Publishers, media outlets, and especially online media editorial offices also hold a key asset for the use of AI: Thanks to their publications, they possess large amounts of (digitized) information that can be used to train AI, i.e., to design their own AI models. The advantage of deploying AI is that separate, subsequent keywording of content is no longer necessary. Instead, the AI analyzes existing texts and assigns them to topics and keywords. This is true for articles as well as for web content.
Learning from experience, the use of AI in the media industry realized significant productivity gains and time savings. JournalismAI Report also confirms this, stating that the primary reason for using artificial intelligence in editorial work is to increase efficiency. That is, media content creation will accelerate. AI can support the entire digital publishing process, from topic identification to distribution and analysis, and takes much of the “technical” article optimization requirements away from editorial teams.
“Artificial intelligence will be responsible for groundbreaking changes in all industries—including the media industry. In the past, companies that have adopted digital transformation have prevailed. That’s why media companies should embrace new technologies today rather than tomorrow, being bold to try things out.”
When it comes to news, viewers want up-to-the-minute coverage and will abandon one media channel in favor of another if reports arrive there more quickly. Concerning entertainment, they want simple-to-use interfaces and ample on-demand content to choose from. Netflix is leading the way because of its convenience combined with its vast pool of unique content, and media providers and news outlets need to move quickly to deliver simple user experiences beating the competition.
AI vs. human
Going forward, the question is: Will AI make the work of journalists, producers, and archivists obsolete? Experts agree by answering no. Algorithms will handle those tasks that machines are able to accomplish faster and better. But algorithms must be developed, controlled, and tested, too. Human-machine collaboration is the next big thing in the media industry.

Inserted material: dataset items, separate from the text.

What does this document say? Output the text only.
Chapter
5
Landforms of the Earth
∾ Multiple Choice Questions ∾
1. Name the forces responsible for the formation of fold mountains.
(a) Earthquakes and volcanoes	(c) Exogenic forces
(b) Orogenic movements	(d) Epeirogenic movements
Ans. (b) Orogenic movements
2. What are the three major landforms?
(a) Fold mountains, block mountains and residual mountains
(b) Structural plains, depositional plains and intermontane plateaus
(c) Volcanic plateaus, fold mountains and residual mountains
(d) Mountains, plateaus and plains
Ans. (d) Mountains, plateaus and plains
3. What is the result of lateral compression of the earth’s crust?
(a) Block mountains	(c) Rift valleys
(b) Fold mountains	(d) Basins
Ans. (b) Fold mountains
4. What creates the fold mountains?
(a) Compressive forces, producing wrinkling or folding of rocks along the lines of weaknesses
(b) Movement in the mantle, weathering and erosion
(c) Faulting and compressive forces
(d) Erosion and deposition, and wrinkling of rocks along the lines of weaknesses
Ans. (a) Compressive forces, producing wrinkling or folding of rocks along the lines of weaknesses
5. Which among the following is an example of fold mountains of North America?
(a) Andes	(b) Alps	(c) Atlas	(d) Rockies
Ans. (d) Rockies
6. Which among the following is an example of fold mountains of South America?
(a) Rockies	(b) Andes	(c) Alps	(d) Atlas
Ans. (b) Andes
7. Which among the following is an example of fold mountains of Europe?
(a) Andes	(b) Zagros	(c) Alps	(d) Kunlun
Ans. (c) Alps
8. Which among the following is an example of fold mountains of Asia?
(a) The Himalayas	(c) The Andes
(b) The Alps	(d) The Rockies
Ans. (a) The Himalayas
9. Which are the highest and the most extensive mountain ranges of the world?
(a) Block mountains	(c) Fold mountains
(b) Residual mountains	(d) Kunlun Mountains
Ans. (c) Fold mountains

Experts do not see the danger that artificial intelligence will replace media professionals. Yet, there are already AI systems that compose music, write texts, or paint pictures, but they are rather exceptions. Genuine creativity is a quality that is inherent in us humans. Nevertheless, the machine can beat humans, primarily when data processing and preparation are required. This is where AI development can streamline workflows and create rudimentary content.
Therefore, machine learning and creativity should not be seen as opponents: Ideally, creativity and Data Science work hand in hand right from the start. Successful production of content, articles, and videos is always a combination of creativity and knowledge of the data.